Nadejda Bratachevska, habitante de Kharkiv, se rappelle les deux mois passés dans une cave avec son mari : « Pour aller chercher l’aide humanitaire, on priait Dieu tous les demi-mètres. Au besoin, on se collait au mur pour attendre le passage ou l’explosion d’un obus ».
Le 24 février, à 4h30, nous avons été réveillés par de fortes explosions. L’immeuble a tremblé. Nous avons couru vers les enfants, nous avions tous très peur, mais nous ne comprenions pas encore ce qui se passait. Nous avons regardé par la fenêtre, il y avait des flammes et beaucoup de fumée. Et puis ça s’est calmé, mais nous avions compris que la guerre avait commencé.
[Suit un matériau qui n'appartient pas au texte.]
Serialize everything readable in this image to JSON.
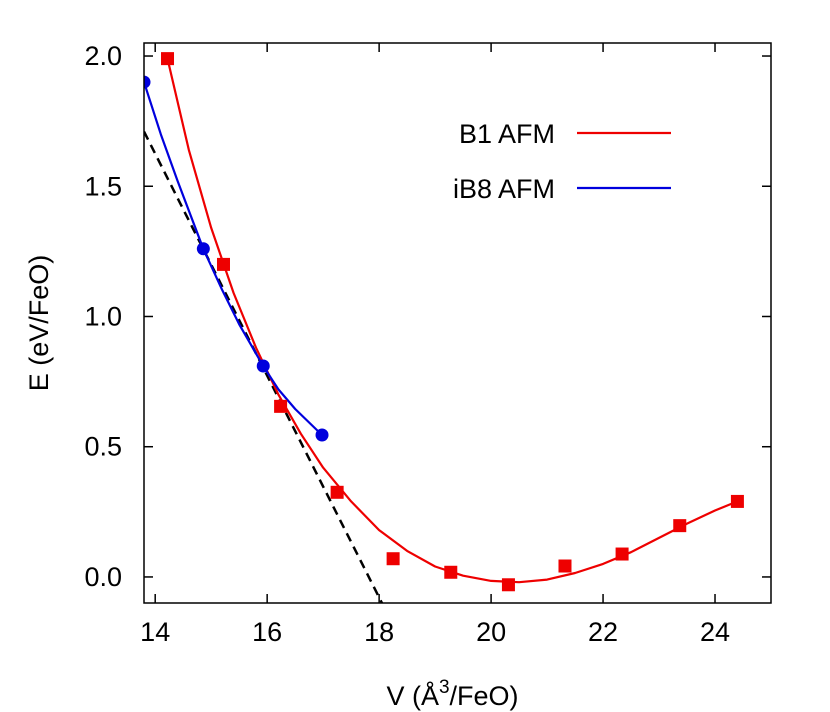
{
  "chart_data": {
    "type": "line",
    "xlabel_prefix": "V (Å",
    "xlabel_sup": "3",
    "xlabel_suffix": "/FeO)",
    "ylabel": "E (eV/FeO)",
    "xlim": [
      13.8,
      25.0
    ],
    "ylim": [
      -0.1,
      2.05
    ],
    "x_ticks": [
      14,
      16,
      18,
      20,
      22,
      24
    ],
    "y_ticks": [
      0.0,
      0.5,
      1.0,
      1.5,
      2.0
    ],
    "x_tick_labels": [
      "14",
      "16",
      "18",
      "20",
      "22",
      "24"
    ],
    "y_tick_labels": [
      "0.0",
      "0.5",
      "1.0",
      "1.5",
      "2.0"
    ],
    "grid": false,
    "legend_position": "top-right",
    "series": [
      {
        "name": "B1 AFM",
        "color": "#ee0000",
        "marker": "square",
        "points": [
          {
            "x": 14.22,
            "y": 1.99
          },
          {
            "x": 15.22,
            "y": 1.2
          },
          {
            "x": 16.24,
            "y": 0.655
          },
          {
            "x": 17.25,
            "y": 0.325
          },
          {
            "x": 18.25,
            "y": 0.07
          },
          {
            "x": 19.28,
            "y": 0.018
          },
          {
            "x": 20.31,
            "y": -0.03
          },
          {
            "x": 21.32,
            "y": 0.042
          },
          {
            "x": 22.34,
            "y": 0.088
          },
          {
            "x": 23.37,
            "y": 0.197
          },
          {
            "x": 24.4,
            "y": 0.29
          }
        ],
        "curve": [
          [
            14.22,
            1.99
          ],
          [
            14.6,
            1.64
          ],
          [
            15.0,
            1.34
          ],
          [
            15.4,
            1.09
          ],
          [
            15.8,
            0.88
          ],
          [
            16.2,
            0.7
          ],
          [
            16.6,
            0.55
          ],
          [
            17.0,
            0.42
          ],
          [
            17.5,
            0.29
          ],
          [
            18.0,
            0.18
          ],
          [
            18.5,
            0.1
          ],
          [
            19.0,
            0.04
          ],
          [
            19.5,
            0.005
          ],
          [
            20.0,
            -0.015
          ],
          [
            20.5,
            -0.02
          ],
          [
            21.0,
            -0.01
          ],
          [
            21.5,
            0.015
          ],
          [
            22.0,
            0.05
          ],
          [
            22.5,
            0.095
          ],
          [
            23.0,
            0.15
          ],
          [
            23.5,
            0.205
          ],
          [
            24.0,
            0.255
          ],
          [
            24.4,
            0.29
          ]
        ]
      },
      {
        "name": "iB8 AFM",
        "color": "#0000dd",
        "marker": "circle",
        "points": [
          {
            "x": 13.8,
            "y": 1.9
          },
          {
            "x": 14.86,
            "y": 1.26
          },
          {
            "x": 15.93,
            "y": 0.81
          },
          {
            "x": 16.98,
            "y": 0.545
          }
        ],
        "curve": [
          [
            13.8,
            1.9
          ],
          [
            14.1,
            1.7
          ],
          [
            14.4,
            1.52
          ],
          [
            14.86,
            1.26
          ],
          [
            15.2,
            1.1
          ],
          [
            15.5,
            0.97
          ],
          [
            15.93,
            0.81
          ],
          [
            16.2,
            0.72
          ],
          [
            16.5,
            0.645
          ],
          [
            16.98,
            0.545
          ]
        ]
      }
    ],
    "tangent_line": {
      "style": "dashed",
      "color": "#000000",
      "from": [
        13.8,
        1.71
      ],
      "to": [
        18.05,
        -0.1
      ]
    }
  }
}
Nous avons préparé les affaires des enfants, parce qu’on comprenait bien que ça allait commencer… Nous avons fait partir nos enfants et nos petits-enfants, et nous sommes restés tous les deux, mon mari et moi, nous ne voulions pas quitter notre logement.
OÙ VOUS CACHIEZ-VOUS LORS DES BOMBARDEMENTS DE LA VILLE ?
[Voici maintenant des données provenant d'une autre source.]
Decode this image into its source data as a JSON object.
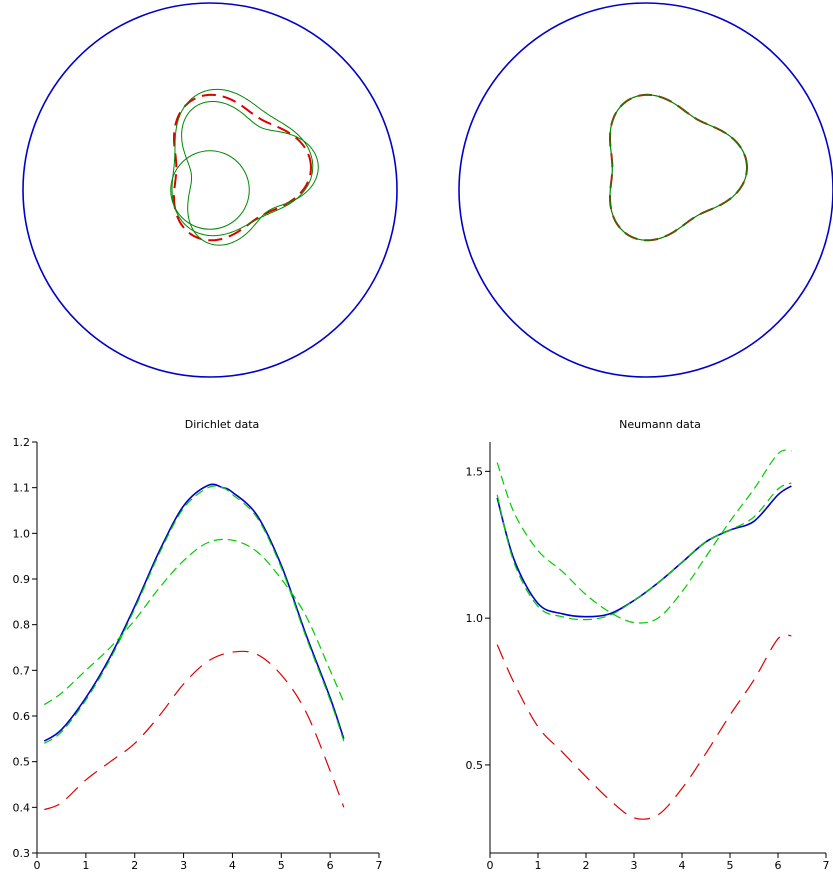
{
  "colors": {
    "domain_boundary": "#0000cc",
    "exact": "#dd0000",
    "reconstruction": "#008800",
    "data_exact": "#0000cc",
    "data_reconstruction": "#00cc00"
  },
  "chart_data": [
    {
      "type": "shape",
      "panel": "top-left",
      "shapes": [
        {
          "kind": "circle",
          "role": "outer-boundary",
          "color": "#0000cc",
          "center": [
            0,
            0
          ],
          "radius": 1.0
        },
        {
          "kind": "rounded-triangle",
          "role": "exact-obstacle",
          "color": "#dd0000",
          "style": "dashed"
        },
        {
          "kind": "circle",
          "role": "initial-guess",
          "color": "#008800",
          "center": [
            0,
            0
          ],
          "radius": 0.2
        },
        {
          "kind": "closed-curve",
          "role": "intermediate-iterates",
          "color": "#008800",
          "count": 2
        }
      ]
    },
    {
      "type": "shape",
      "panel": "top-right",
      "shapes": [
        {
          "kind": "circle",
          "role": "outer-boundary",
          "color": "#0000cc",
          "center": [
            0,
            0
          ],
          "radius": 1.0
        },
        {
          "kind": "rounded-triangle",
          "role": "exact-obstacle",
          "color": "#dd0000",
          "style": "dashed"
        },
        {
          "kind": "rounded-triangle",
          "role": "final-reconstruction",
          "color": "#008800"
        }
      ]
    },
    {
      "type": "line",
      "title": "Dirichlet data",
      "xlabel": "",
      "ylabel": "",
      "xlim": [
        0,
        7
      ],
      "ylim": [
        0.3,
        1.2
      ],
      "xticks": [
        "0",
        "1",
        "2",
        "3",
        "4",
        "5",
        "6",
        "7"
      ],
      "yticks": [
        "0.3",
        "0.4",
        "0.5",
        "0.6",
        "0.7",
        "0.8",
        "0.9",
        "1.0",
        "1.1",
        "1.2"
      ],
      "series": [
        {
          "color": "#0000cc",
          "style": "solid",
          "x": [
            0.15,
            0.5,
            1.0,
            1.5,
            2.0,
            2.5,
            3.0,
            3.5,
            3.8,
            4.0,
            4.5,
            5.0,
            5.5,
            6.0,
            6.28
          ],
          "y": [
            0.545,
            0.57,
            0.64,
            0.73,
            0.84,
            0.96,
            1.06,
            1.105,
            1.1,
            1.09,
            1.04,
            0.93,
            0.78,
            0.64,
            0.55
          ]
        },
        {
          "color": "#00cc00",
          "style": "dashed",
          "x": [
            0.15,
            0.5,
            1.0,
            1.5,
            2.0,
            2.5,
            3.0,
            3.5,
            3.8,
            4.0,
            4.5,
            5.0,
            5.5,
            6.0,
            6.28
          ],
          "y": [
            0.54,
            0.565,
            0.635,
            0.725,
            0.835,
            0.955,
            1.055,
            1.1,
            1.1,
            1.085,
            1.035,
            0.925,
            0.775,
            0.635,
            0.545
          ]
        },
        {
          "color": "#00cc00",
          "style": "dashed",
          "x": [
            0.15,
            0.5,
            1.0,
            1.5,
            2.0,
            2.5,
            3.0,
            3.5,
            4.0,
            4.5,
            5.0,
            5.5,
            6.0,
            6.28
          ],
          "y": [
            0.625,
            0.65,
            0.7,
            0.75,
            0.81,
            0.88,
            0.94,
            0.98,
            0.985,
            0.96,
            0.9,
            0.82,
            0.7,
            0.63
          ]
        },
        {
          "color": "#dd0000",
          "style": "dashed",
          "x": [
            0.15,
            0.5,
            1.0,
            1.5,
            2.0,
            2.5,
            3.0,
            3.5,
            4.0,
            4.5,
            5.0,
            5.5,
            6.0,
            6.28
          ],
          "y": [
            0.395,
            0.41,
            0.46,
            0.5,
            0.54,
            0.6,
            0.67,
            0.72,
            0.74,
            0.735,
            0.69,
            0.61,
            0.48,
            0.4
          ]
        }
      ]
    },
    {
      "type": "line",
      "title": "Neumann data",
      "xlabel": "",
      "ylabel": "",
      "xlim": [
        0,
        7
      ],
      "ylim": [
        0.2,
        1.6
      ],
      "xticks": [
        "0",
        "1",
        "2",
        "3",
        "4",
        "5",
        "6",
        "7"
      ],
      "yticks": [
        "0.5",
        "1.0",
        "1.5"
      ],
      "series": [
        {
          "color": "#0000cc",
          "style": "solid",
          "x": [
            0.15,
            0.5,
            1.0,
            1.5,
            2.0,
            2.5,
            3.0,
            3.5,
            4.0,
            4.5,
            5.0,
            5.5,
            6.0,
            6.28
          ],
          "y": [
            1.41,
            1.2,
            1.05,
            1.015,
            1.005,
            1.015,
            1.06,
            1.12,
            1.19,
            1.26,
            1.3,
            1.33,
            1.42,
            1.45
          ]
        },
        {
          "color": "#00cc00",
          "style": "dashed",
          "x": [
            0.15,
            0.5,
            1.0,
            1.5,
            2.0,
            2.5,
            3.0,
            3.5,
            4.0,
            4.5,
            5.0,
            5.5,
            6.0,
            6.28
          ],
          "y": [
            1.42,
            1.19,
            1.04,
            1.005,
            0.995,
            1.01,
            1.06,
            1.12,
            1.19,
            1.26,
            1.3,
            1.345,
            1.44,
            1.46
          ]
        },
        {
          "color": "#00cc00",
          "style": "dashed",
          "x": [
            0.15,
            0.5,
            1.0,
            1.5,
            2.0,
            2.5,
            3.0,
            3.5,
            4.0,
            4.5,
            5.0,
            5.5,
            6.0,
            6.28
          ],
          "y": [
            1.53,
            1.36,
            1.23,
            1.16,
            1.08,
            1.02,
            0.985,
            1.0,
            1.09,
            1.21,
            1.33,
            1.44,
            1.56,
            1.57
          ]
        },
        {
          "color": "#dd0000",
          "style": "dashed",
          "x": [
            0.15,
            0.5,
            1.0,
            1.5,
            2.0,
            2.5,
            3.0,
            3.5,
            4.0,
            4.5,
            5.0,
            5.5,
            6.0,
            6.28
          ],
          "y": [
            0.91,
            0.78,
            0.63,
            0.545,
            0.46,
            0.38,
            0.32,
            0.33,
            0.42,
            0.54,
            0.67,
            0.79,
            0.93,
            0.94
          ]
        }
      ]
    }
  ]
}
Dès le premier jour nous avons eu peur, et nous sommes allés à la cave car les bombardements pouvaient survenir à tout moment sans avertissement. Nos enfants sont partis et nous sommes restés dans la cave. Nous y avons passé deux mois : on avait peur de monter à l’appartement : tu remontes, et là l’immeuble se met à trembler sous les bombardements, tu t’arrêtes près de la cage d’ascenseur, tu entends un obus tomber, tu descends d’un étage, et tu attends… Et le temps de descendre du 6e étage à la cave, tu vois passer la moitié de ta vie. C’était un peu plus calme à la cave, mais ça faisait peur quand même. Il y avait de plus en plus d’explosions. Et ça faisait peur de rester dans la cave, parce que l’immeuble pouvait s’effondrer sans qu’on puisse en sortir.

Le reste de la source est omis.